Further, when the microcomputer becomes large-scale, the consumption current becomes large even in the operation of the low speed clock, and the use of such a backup power supply becomes effective.

[Brief description of drawings]

FIG. 1 is a diagram showing a power supply circuit of a microcomputer according to an embodiment of the present invention.

FIG. 2 is a waveform of each part in each state of one embodiment of the present invention.

FIG. 3 is a diagram showing a power supply circuit of a conventional microcomputer.

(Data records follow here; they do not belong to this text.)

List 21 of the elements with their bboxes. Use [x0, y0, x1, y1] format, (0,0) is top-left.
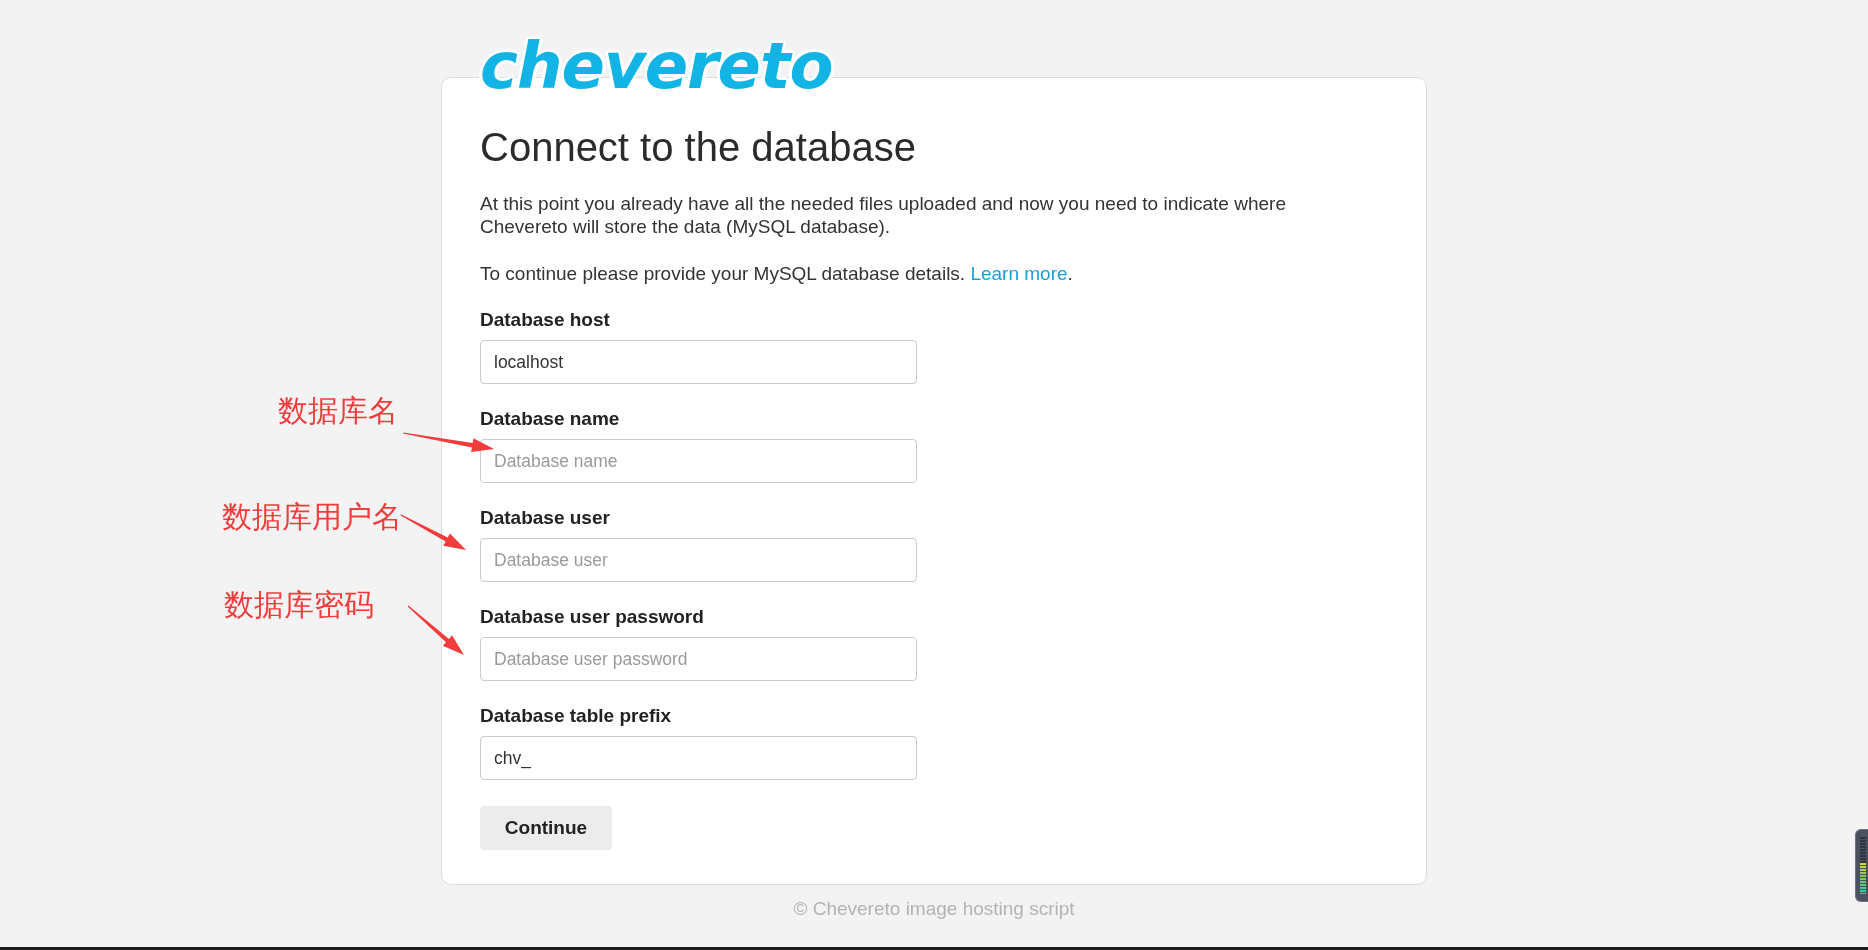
annotation-arrow: [407, 605, 464, 655]
field-label: Database table prefix: [480, 705, 673, 727]
annotation-text: 数据库用户名: [222, 499, 402, 535]
instruction-text: To continue please provide your MySQL database details. Learn more.: [480, 262, 1074, 285]
input-field[interactable]: chv_: [480, 736, 917, 780]
input-field[interactable]: Database user password: [480, 637, 917, 681]
annotation-text: 数据库密码: [224, 587, 374, 623]
annotation-text: 数据库名: [278, 393, 398, 429]
intro-text: At this point you already have all the needed files uploaded and now you need to indicate where Chevereto will store the data (MySQL database).: [480, 192, 1287, 238]
input-field[interactable]: localhost: [480, 340, 917, 384]
continue-button[interactable]: Continue: [480, 806, 612, 850]
page-heading: Connect to the database: [480, 124, 917, 171]
field-label: Database host: [480, 309, 611, 331]
field-label: Database user password: [480, 606, 705, 628]
field-label: Database user: [480, 507, 611, 529]
annotation-arrow: [400, 514, 466, 550]
input-field[interactable]: Database name: [480, 439, 917, 483]
field-label: Database name: [480, 408, 621, 430]
footer-text: © Chevereto image hosting script: [792, 897, 1076, 920]
input-field[interactable]: Database user: [480, 538, 917, 582]
chevereto-logo: chevereto: [480, 35, 833, 97]
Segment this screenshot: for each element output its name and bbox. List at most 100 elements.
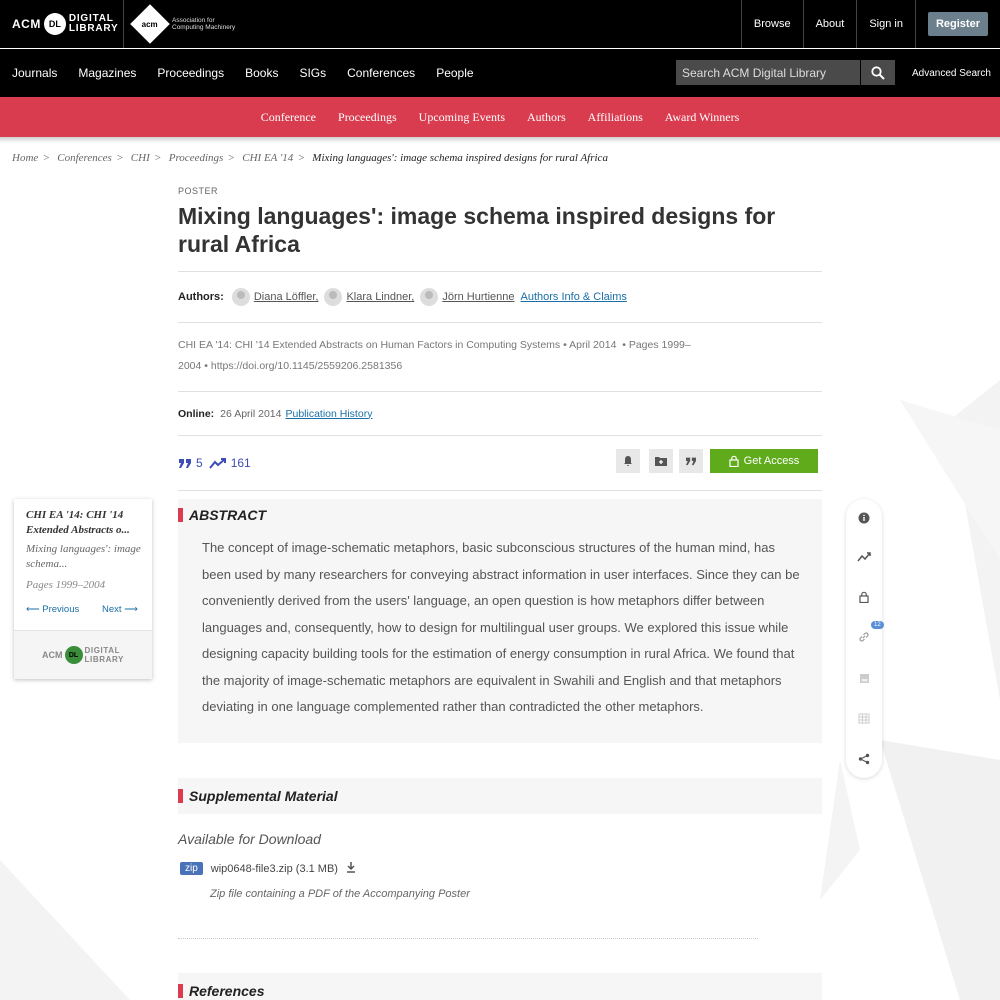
- conference-subnav: Conference Proceedings Upcoming Events A…: [0, 97, 1000, 137]
- venue-info: CHI EA '14: CHI '14 Extended Abstracts o…: [178, 339, 691, 372]
- acm-diamond-icon: acm: [130, 4, 170, 44]
- info-button[interactable]: [854, 508, 874, 528]
- author-link[interactable]: Klara Lindner,: [346, 291, 414, 303]
- search-button[interactable]: [861, 60, 895, 85]
- subnav-upcoming-events[interactable]: Upcoming Events: [419, 110, 505, 125]
- tables-button[interactable]: [854, 708, 874, 728]
- trend-icon: [857, 552, 871, 562]
- access-button[interactable]: [854, 587, 874, 607]
- supplemental-file: zip wip0648-file3.zip (3.1 MB): [180, 861, 356, 876]
- metrics-button[interactable]: [854, 547, 874, 567]
- file-name-link[interactable]: wip0648-file3.zip (3.1 MB): [211, 863, 338, 875]
- subnav-affiliations[interactable]: Affiliations: [588, 110, 643, 125]
- author-link[interactable]: Jörn Hurtienne: [442, 291, 514, 303]
- share-button[interactable]: [854, 749, 874, 769]
- subnav-award-winners[interactable]: Award Winners: [665, 110, 740, 125]
- image-icon: [859, 673, 869, 683]
- nav-conferences[interactable]: Conferences: [335, 66, 415, 80]
- subnav-shadow: [0, 137, 1000, 143]
- subnav-authors[interactable]: Authors: [527, 110, 566, 125]
- logo-line2: LIBRARY: [84, 655, 124, 664]
- search-input[interactable]: Search ACM Digital Library: [676, 60, 860, 85]
- abstract-text: The concept of image-schematic metaphors…: [202, 540, 800, 714]
- proceedings-title[interactable]: CHI EA '14: CHI '14 Extended Abstracts o…: [26, 508, 144, 538]
- alert-button[interactable]: [616, 449, 640, 473]
- online-label: Online:: [178, 407, 215, 420]
- links-button[interactable]: 12: [854, 621, 884, 647]
- breadcrumb-chi[interactable]: CHI: [131, 152, 150, 164]
- figures-button[interactable]: [854, 668, 874, 688]
- section-marker: [178, 508, 183, 522]
- get-access-label: Get Access: [743, 455, 800, 467]
- subnav-proceedings[interactable]: Proceedings: [338, 110, 397, 125]
- pages-line1: Pages 1999–: [628, 339, 691, 351]
- folder-add-icon: [655, 457, 667, 466]
- previous-link[interactable]: ⟵ Previous: [26, 604, 79, 615]
- breadcrumb-proceedings[interactable]: Proceedings: [169, 152, 224, 164]
- file-type-badge: zip: [180, 862, 203, 875]
- online-row: Online: 26 April 2014 Publication Histor…: [178, 392, 822, 435]
- download-button[interactable]: [346, 861, 356, 876]
- author-link[interactable]: Diana Löffler,: [254, 291, 319, 303]
- acm-mark: acm: [141, 19, 159, 29]
- previous-label: Previous: [42, 604, 80, 615]
- file-description: Zip file containing a PDF of the Accompa…: [210, 888, 470, 900]
- nav-journals[interactable]: Journals: [0, 66, 57, 80]
- cite-button[interactable]: [679, 449, 703, 473]
- article-tools-toolbar: 12: [846, 499, 884, 778]
- article-type: POSTER: [178, 186, 219, 196]
- breadcrumb-home[interactable]: Home: [12, 152, 38, 164]
- references-heading: References: [178, 973, 822, 1000]
- register-wrap: Register: [914, 0, 1000, 48]
- next-link[interactable]: Next ⟶: [102, 604, 138, 615]
- main-nav: Journals Magazines Proceedings Books SIG…: [0, 49, 1000, 97]
- citation-count[interactable]: 5: [178, 456, 203, 470]
- authors-label: Authors:: [178, 291, 224, 303]
- register-button[interactable]: Register: [927, 12, 988, 36]
- acm-dl-logo-small: ACM DL DIGITAL LIBRARY: [14, 630, 152, 679]
- abstract-heading: ABSTRACT: [178, 507, 266, 523]
- authors-info-link[interactable]: Authors Info & Claims: [521, 291, 627, 303]
- trend-icon: [208, 458, 226, 469]
- logo-dl-badge: DL: [64, 646, 83, 664]
- acm-logo[interactable]: acm Association for Computing Machinery: [124, 4, 235, 44]
- browse-link[interactable]: Browse: [740, 0, 803, 48]
- top-bar: ACM DL DIGITAL LIBRARY acm Association f…: [0, 0, 1000, 48]
- download-icon: [346, 862, 355, 873]
- nav-books[interactable]: Books: [233, 66, 278, 80]
- doi-link[interactable]: https://doi.org/10.1145/2559206.2581356: [211, 360, 402, 372]
- venue-name[interactable]: CHI EA '14: CHI '14 Extended Abstracts o…: [178, 339, 560, 351]
- advanced-search-link[interactable]: Advanced Search: [912, 68, 991, 79]
- get-access-button[interactable]: Get Access: [710, 449, 818, 473]
- supplemental-heading-row: Supplemental Material: [178, 788, 338, 804]
- proceedings-card: CHI EA '14: CHI '14 Extended Abstracts o…: [14, 499, 152, 679]
- subnav-conference[interactable]: Conference: [261, 110, 316, 125]
- breadcrumb: Home > Conferences > CHI > Proceedings > CHI…: [12, 152, 608, 164]
- about-link[interactable]: About: [802, 0, 857, 48]
- authors-row: Authors: Diana Löffler, Klara Lindner, J…: [178, 272, 822, 322]
- info-icon: [858, 512, 870, 524]
- top-links: Browse About Sign in Register: [740, 0, 1000, 48]
- acm-dl-logo[interactable]: ACM DL DIGITAL LIBRARY: [0, 0, 124, 48]
- add-to-binder-button[interactable]: [649, 449, 673, 473]
- abstract-section: ABSTRACT The concept of image-schematic …: [178, 499, 822, 743]
- sign-in-link[interactable]: Sign in: [856, 0, 915, 48]
- breadcrumb-conferences[interactable]: Conferences: [57, 152, 112, 164]
- references-heading-row: References: [178, 983, 265, 999]
- publication-history-link[interactable]: Publication History: [285, 408, 372, 420]
- nav-people[interactable]: People: [424, 66, 473, 80]
- supplemental-heading: Supplemental Material: [178, 778, 822, 814]
- citation-value: 5: [196, 456, 203, 470]
- breadcrumb-chi-ea-14[interactable]: CHI EA '14: [242, 152, 293, 164]
- quote-icon: [686, 457, 696, 466]
- share-icon: [858, 753, 870, 765]
- logo-library-text: DIGITAL LIBRARY: [69, 14, 119, 34]
- nav-sigs[interactable]: SIGs: [287, 66, 326, 80]
- nav-magazines[interactable]: Magazines: [66, 66, 136, 80]
- divider: [178, 490, 822, 491]
- download-value: 161: [230, 456, 251, 470]
- download-count[interactable]: 161: [208, 456, 251, 470]
- links-count-badge: 12: [871, 621, 884, 629]
- table-icon: [858, 713, 870, 723]
- nav-proceedings[interactable]: Proceedings: [145, 66, 224, 80]
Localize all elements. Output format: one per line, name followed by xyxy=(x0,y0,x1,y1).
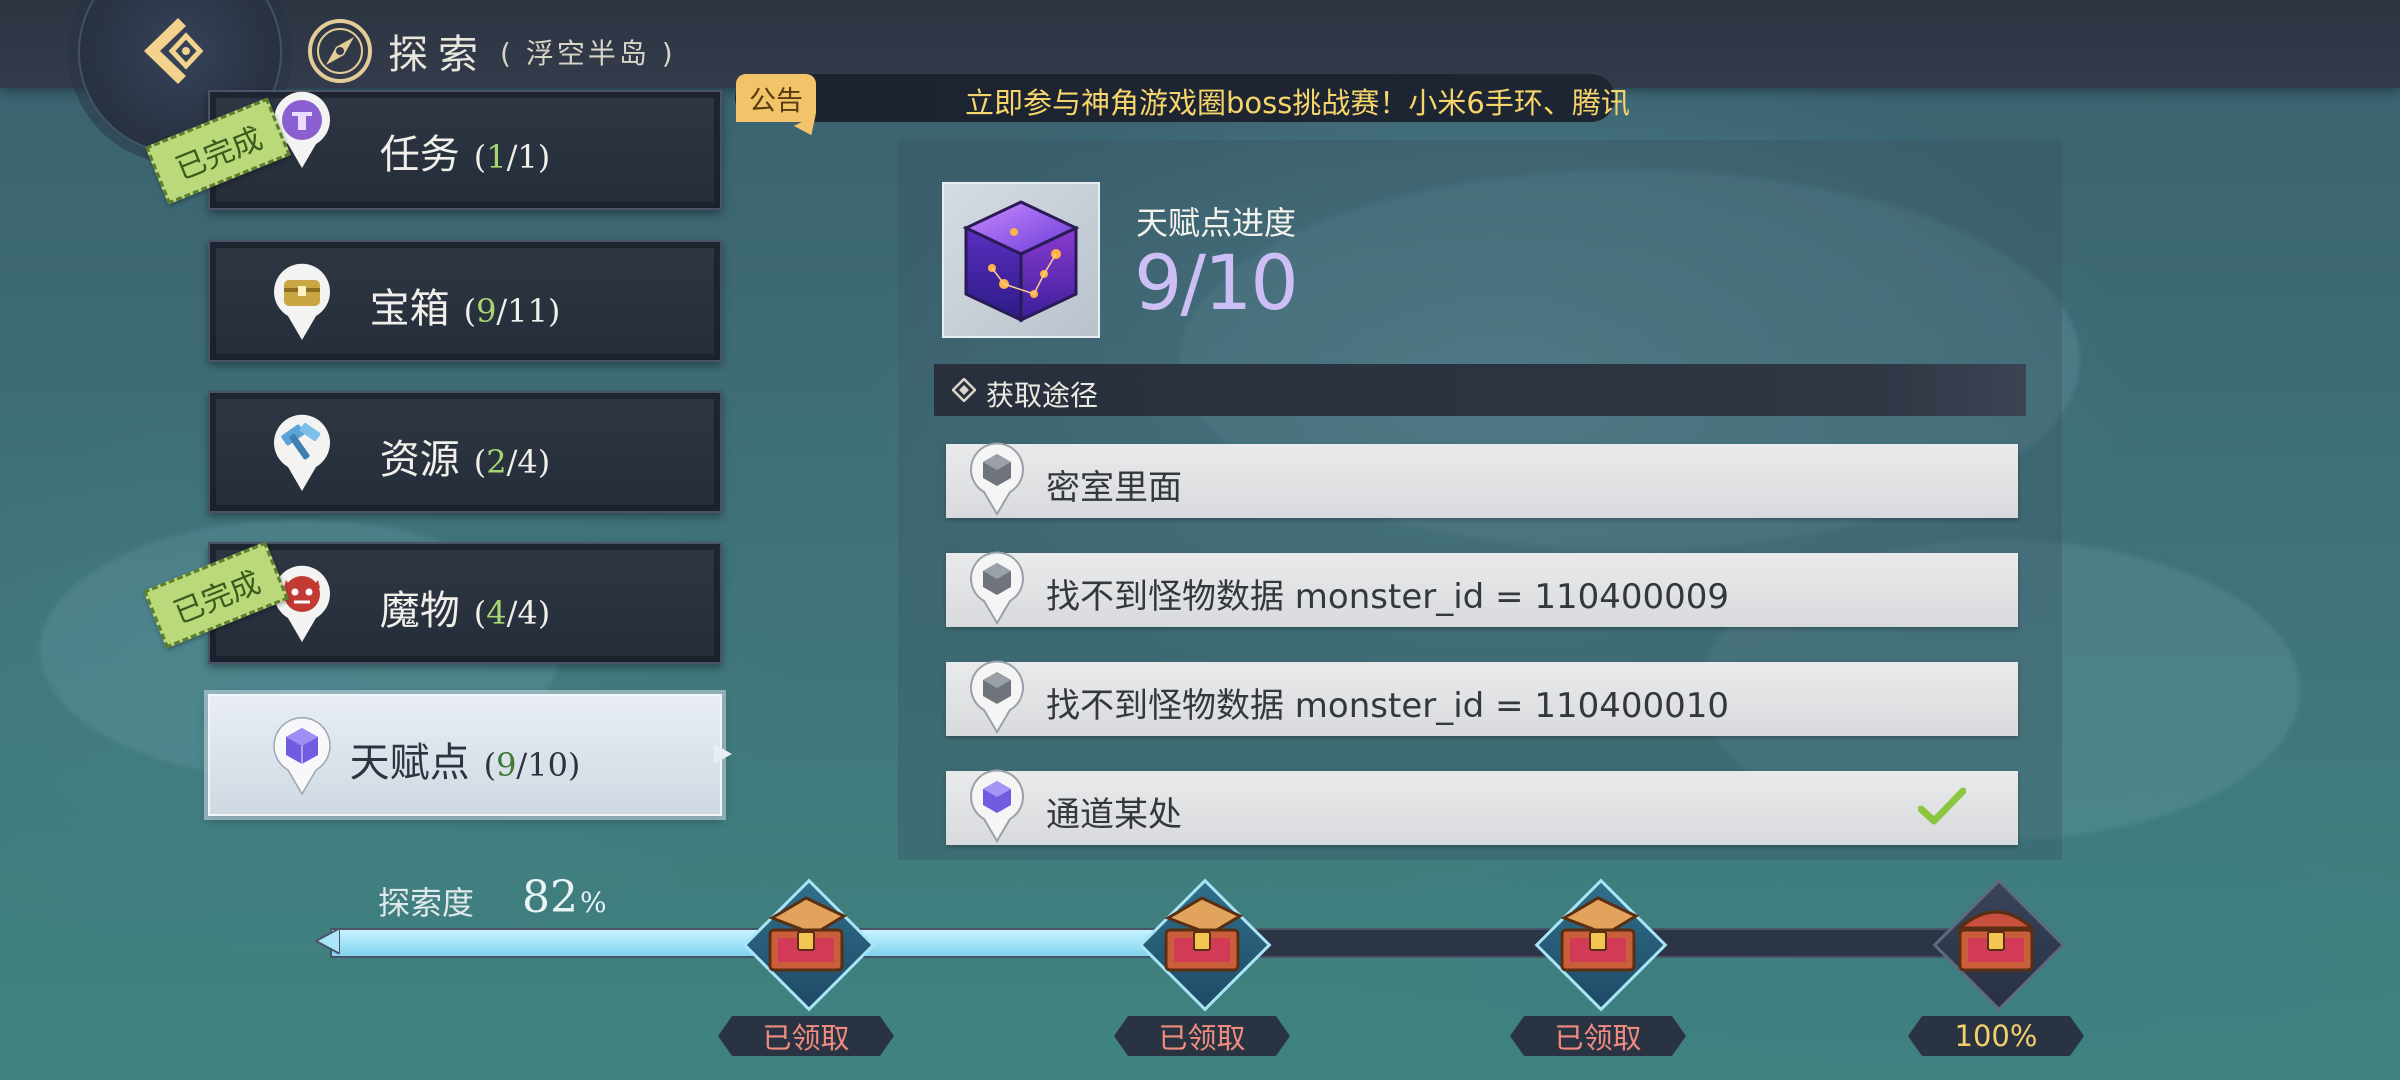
reward-status-label: 已领取 xyxy=(718,1016,894,1056)
page-title: 探索 xyxy=(388,32,488,78)
source-text: 密室里面 xyxy=(1046,468,1182,508)
treasure-chest-icon xyxy=(1956,910,2036,972)
talent-progress-value: 9/10 xyxy=(1134,238,1299,327)
reward-status-label: 已领取 xyxy=(1114,1016,1290,1056)
sources-header: 获取途径 xyxy=(934,364,2026,416)
source-item[interactable]: 找不到怪物数据 monster_id = 110400010 xyxy=(946,660,2018,736)
reward-status-label: 已领取 xyxy=(1510,1016,1686,1056)
source-item[interactable]: 找不到怪物数据 monster_id = 110400009 xyxy=(946,551,2018,627)
treasure-chest-icon xyxy=(768,896,848,972)
reward-status-label: 100% xyxy=(1908,1016,2084,1056)
location-pin-icon xyxy=(970,660,1024,734)
exploration-label: 探索度 xyxy=(378,884,475,922)
region-name: ( 浮空半岛 ) xyxy=(500,37,676,70)
treasure-chest-icon xyxy=(1164,896,1244,972)
back-icon[interactable] xyxy=(136,14,206,88)
category-talent-point[interactable]: 天赋点 (9/10) xyxy=(208,694,722,816)
category-treasure[interactable]: 宝箱 (9/11) xyxy=(208,240,722,362)
source-item[interactable]: 通道某处 xyxy=(946,769,2018,845)
category-label: 资源 (2/4) xyxy=(379,437,551,483)
compass-icon xyxy=(308,19,372,83)
location-pin-icon xyxy=(970,442,1024,516)
exploration-value: 82% xyxy=(522,872,607,923)
category-monster[interactable]: 魔物 (4/4) xyxy=(208,542,722,664)
reward-chest-4[interactable] xyxy=(1932,878,2066,1012)
sources-title: 获取途径 xyxy=(986,379,1099,412)
source-text: 找不到怪物数据 monster_id = 110400010 xyxy=(1046,686,1730,726)
location-pin-icon xyxy=(970,551,1024,625)
announcement-tag: 公告 xyxy=(736,74,816,122)
reward-chest-2[interactable] xyxy=(1138,878,1272,1012)
source-text: 通道某处 xyxy=(1046,795,1182,835)
checkmark-icon xyxy=(1918,787,1966,825)
announcement-text[interactable]: 立即参与神角游戏圈boss挑战赛！小米6手环、腾讯 xyxy=(965,80,1630,122)
talent-cube-icon xyxy=(970,769,1024,843)
source-text: 找不到怪物数据 monster_id = 110400009 xyxy=(1046,577,1730,617)
reward-chest-3[interactable] xyxy=(1534,878,1668,1012)
category-label: 宝箱 (9/11) xyxy=(369,286,561,332)
diamond-icon xyxy=(952,378,976,402)
source-item[interactable]: 密室里面 xyxy=(946,442,2018,518)
selected-arrow-icon xyxy=(714,744,732,764)
category-label: 魔物 (4/4) xyxy=(379,588,551,634)
treasure-chest-icon xyxy=(1560,896,1640,972)
reward-chest-1[interactable] xyxy=(742,878,876,1012)
talent-cube-icon xyxy=(962,200,1080,323)
category-label: 天赋点 (9/10) xyxy=(349,740,581,786)
talent-point-image xyxy=(942,182,1100,338)
progress-tip-icon xyxy=(314,928,340,954)
category-resource[interactable]: 资源 (2/4) xyxy=(208,391,722,513)
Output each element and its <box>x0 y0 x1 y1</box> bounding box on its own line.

FIG. 4 is an explanatory diagram of power switching of a conventional example.

[Explanation of symbols]

 1 Microcomputer 2 Switching circuit 3 Backup power supply 4 Main power supply 11 AND circuit

─────────────────────────────────────────────────── ─── Continuation of the front page (51) Int.Cl. ⁵ Identification code Internal reference number FI Technical display location G06F 1/04 301 C 7368-5B

Claims (1)

[Scope of utility model registration request] 1. A first power source, a second power source having V2 lower than a voltage value V1 of the first power source, and at least a voltage value V.
A power supply circuit for a microcomputer comprising a microcomputer that operates with a main clock when 1 is applied, wherein the microcomputer performs reset control at least by the output of the microcomputer itself.